When Kris began the piece, all the figures were purely fictional.
"I didn't really talk to a lot of folks [when I was working on 'Christ in Limbo 2'], because I was basically dissecting my mind," he said.
But as he worked more at the IMA, and got to know the people there, something changed. He started adding IMA employees into the illustration, mostly in miniature. There's the chef from the cafe (now gone), shaking his fist at a tiny self-portrait of Kris inside, yelling "This is a cafe, not your studio!" Gallery guards, curators, even Contemporary Art chairwoman Lisa Freiman are fitted inside the small gaps in the illustration, which alternate groups subjects of human obsession (pornography, technology, religion) with popular Indianapolis figures, including Bobby Knight, Jim Irsay and Reggie Miller. The end product is a fiery conglomeration of fictional characters layered with mythologized real, local figures, an exploration of humanity localized to Indianapolis.
I AM THE CAT CLOCK
Sometime in the last year, Kris began work on the map that ended up on my desk. He was inspired by a mental game he's played since childhood.
"When I couldn't sleep, I'd take the J.C. Penny's catalogue, memorize all the stuff, build a home in my head," said Kris.

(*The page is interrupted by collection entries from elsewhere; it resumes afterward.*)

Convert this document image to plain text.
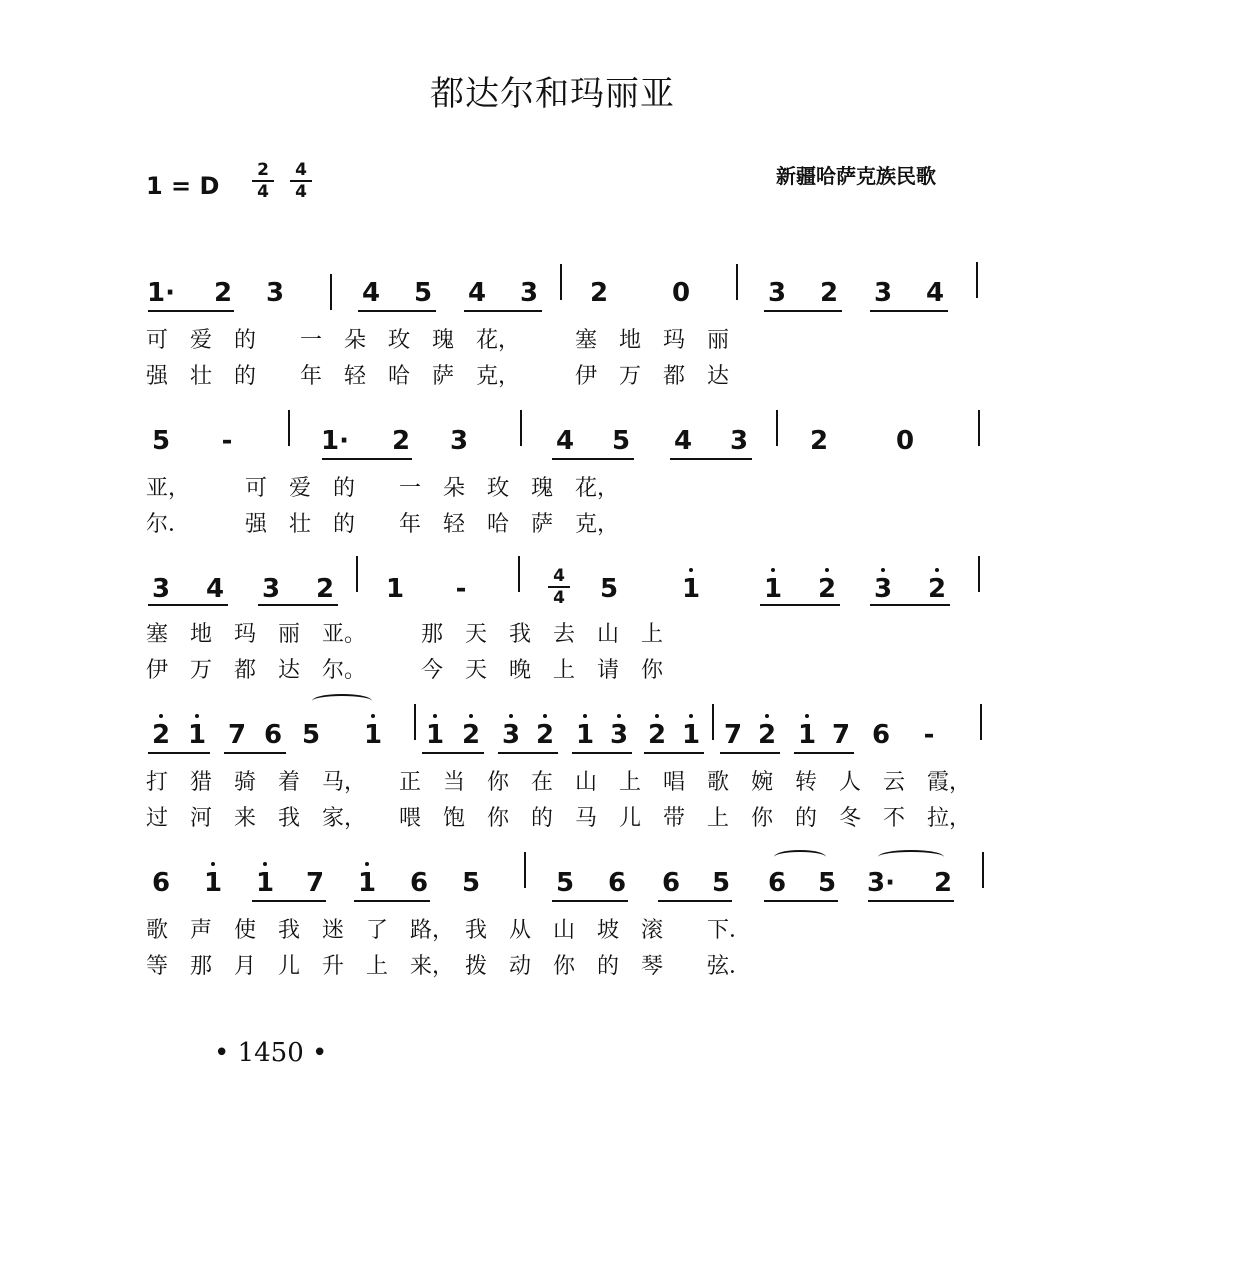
都达尔和玛丽亚
1 = D
2
4
4
4
新疆哈萨克族民歌
1· 2 3	4 5 4 3 2 0	3 2 3 4
可　爱　的　　一　朵　玫　瑰　花，　　　塞　地　玛　丽
强　壮　的　　年　轻　哈　萨　克，　　　伊　万　都　达
5	-	1· 2 3	4 5 4 3 2	0
亚，　　　可　爱　的　　一　朵　玫　瑰　花，
尔．　　　强　壮　的　　年　轻　哈　萨　克，
3 4 3 2 1	-	4
4 5 1 1 2 3 2
塞　地　玛　丽　亚。　　　那　天　我　去　山　上
伊　万　都　达　尔。　　　今　天　晚　上　请　你
2 1 7 6 5 1 1 2 3 2 1 3 2 1 7 2 1 7 6	-
打　猎　骑　着　马，　　正　当　你　在　山　上　唱　歌　婉　转　人　云　霞，
过　河　来　我　家，　　喂　饱　你　的　马　儿　带　上　你　的　冬　不　拉，
6 1 1 7 1 6 5	5 6 6 5 6 5 3· 2
歌　声　使　我　迷　了　路，　我　从　山　坡　滚　　下．
等　那　月　儿　升　上　来，　拨　动　你　的　琴　　弦．
• 1450 •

Now, at 34, he's moved on from catalogues.
"Now, I get into whole cities; take them apart, see what I can do," said Kris. "I do a 'Where's Waldo' in my mind with the whole city. It's like a game to me."
But he goes beyond landmarks and street names, and integrates the people and events he sees daily into his work. It's an exercise in illustrating cultural memory.
"To me, maps represent what's happening right now. We had the Super Bowl, we had the presidential election, we had this festival -- people will look at this (gesturing toward map) and see this is how we contributed."
It's not the only map he's made. He also created a miniature map of the IMA and its grounds, in the shape of a maneki-neko -- lucky cat -- which he personalized and handed out to over 130 people. That was what was ticking on the table that first day -- a cat clock just for me.
The finished product includes my favorite local band (Murder by Death), my co-workers, the tie-dyed NUVO Street Team jeep, all hidden inside the IMA map illustration. And right in the center, there's me. Long blonde hair, cowboy boots, sitting at a table across from Kris, interviewing him.
I sat at the IMA that day, looking at an illustration of myself sitting inside the IMA doing the exact same thing. Can you imagine?
Kris gave the bulk of the cat clocks away for Christmas last year -- most of them personalized for each person, to different employees, departments, and members of the IMA.